A whole-of-government approach is being used to address the COVID-19 pandemic, building on past experiences of responding to Ebola and Marburg outbreaks. The response is being championed by a multisectoral national task force coordinated by the Honourable Prime Minister. Decisions are guided by science championed by Ugandan scientists in government ministries and agencies, universities and research institutions, with support from the World Health Organization, other development partners and non-governmental organisations. The president of Uganda was quick to announce a lockdown to curtail transmission among the first wave of cases, and to allow the national task force to get a better understanding of the disease transmission dynamics as well as prepare the health system to handle COVID-19 cases while continuing to provide essential health care services. Consequently, interruption of transmission from the first wave of cases to the community appears to have been successful.
However, the country is now grappling with a new wave of cases of commercial truck drivers from neighbouring countries who have been found to have COVID-19 upon being tested by Uganda health authorities at various border crossing points. Another potential risk group are refugees that traverse the country borders. Despite the government ban on movement to and from refugee settlements, one of the confirmed cases is a refugee resident in Uganda who was detected on his return from Tanzania. The cross-border movements that are happening amidst soaring COVID-19 cases in neighboring Tanzania and Kenya threaten to undo Uganda’s gains. This calls for an East African Regional approach to the fight against COVID-19 pandemic. Could these trans-border cases be the beginning of the surge that was predicted?
In the event that Uganda actually experiences a surge of COVID-19 cases as has been predicted for African nations, the country is racing against time to address critical logistical, infrastructural and human resource challenges in its health system. These include inadequate stocks of Personal Protective Equipment (PPEs), the need to train all health workers on COVID-19 response, an acute shortage of critical care nurses, a lack of intensive care unit (ICU) beds and a lack of reliable and consistent oxygen supplies in health facilities. Some of the regional referral hospitals that are designated to manage COVID-19 cases lack ICU beds. As of early 2020, there were only 55 functional ICU beds in Uganda which translates to 1.3 ICU beds per million population. 
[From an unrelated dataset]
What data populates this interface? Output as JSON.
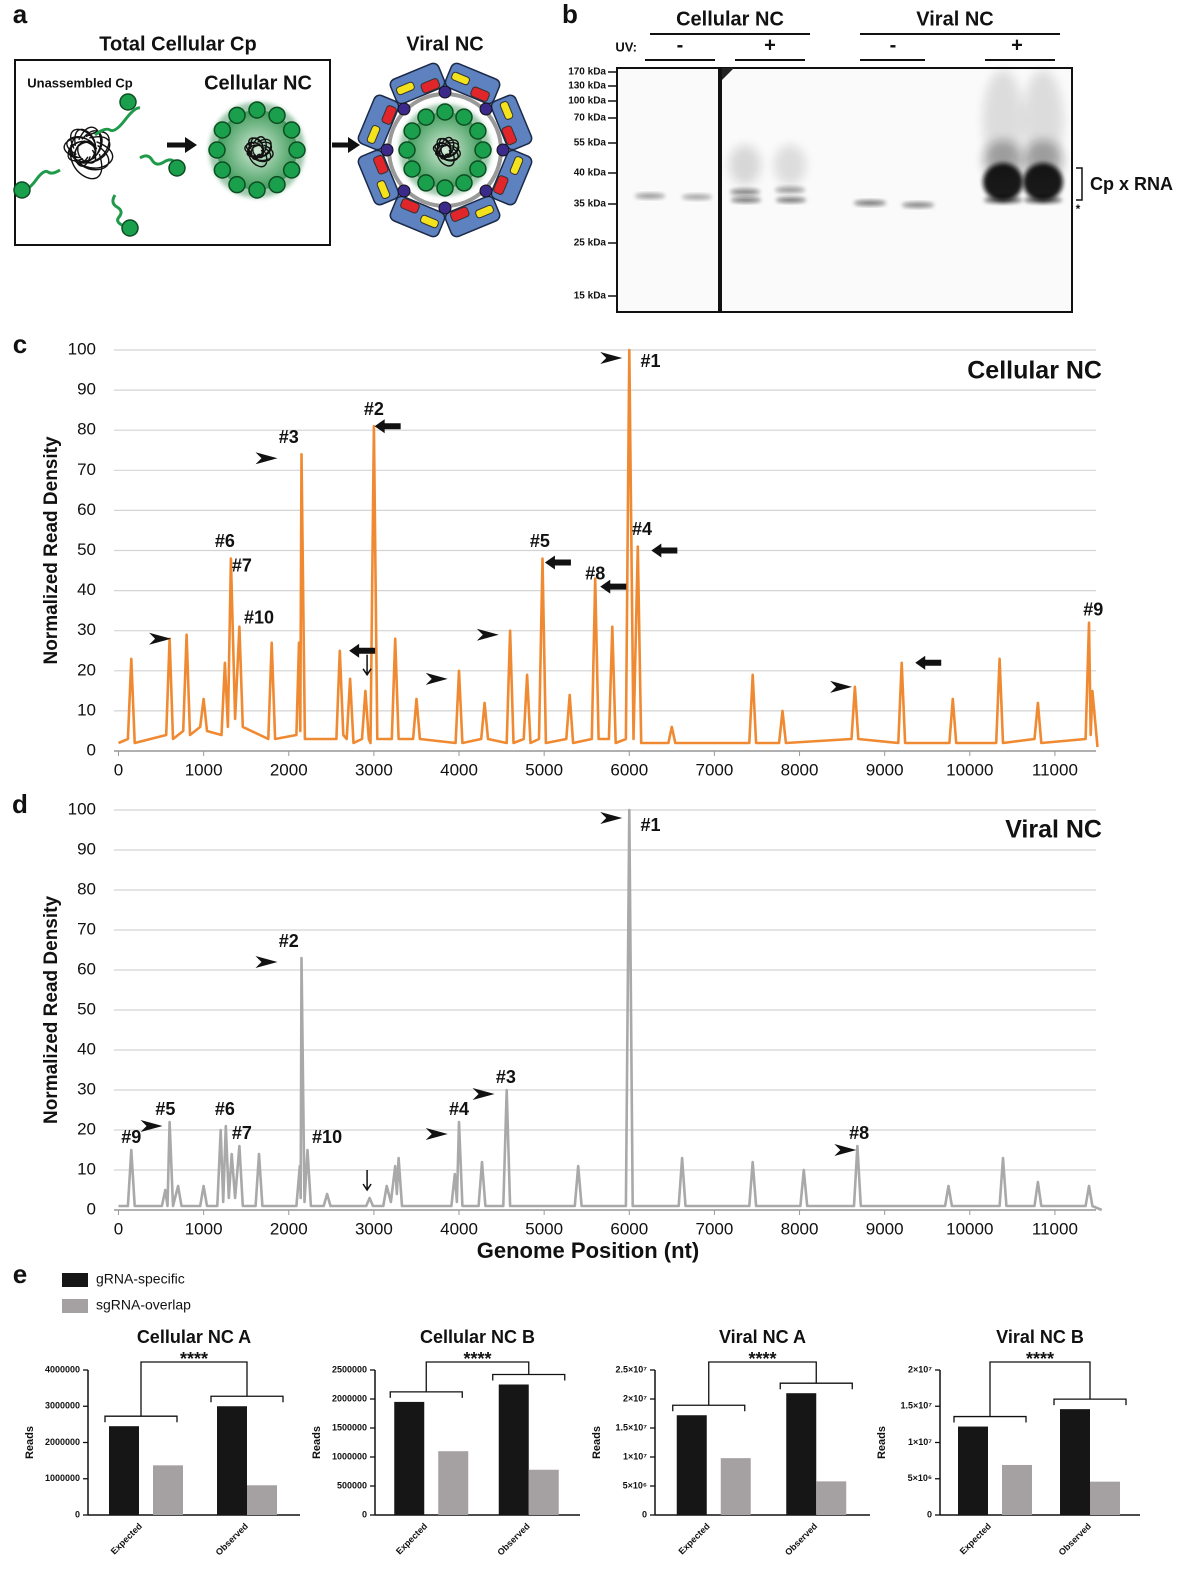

THET’s Health Worker Action Fund launched last month provides a timely and viable option for addressing these health systems gaps through Health Partnerships between UK and Ugandan institutions.
Uganda’s leadership and frontline workforce have demonstrated a resolve to combat COVID-19 despite the prevailing health system challenges.
 Atumanya P, Sendagire C, Wabule A, Mukisa J, Ssemogerere L, Kwizera A, et al. Assessment of the current capacity of intensive care units in Uganda; a descriptive study. J Crit Care. 2020;55:95–9.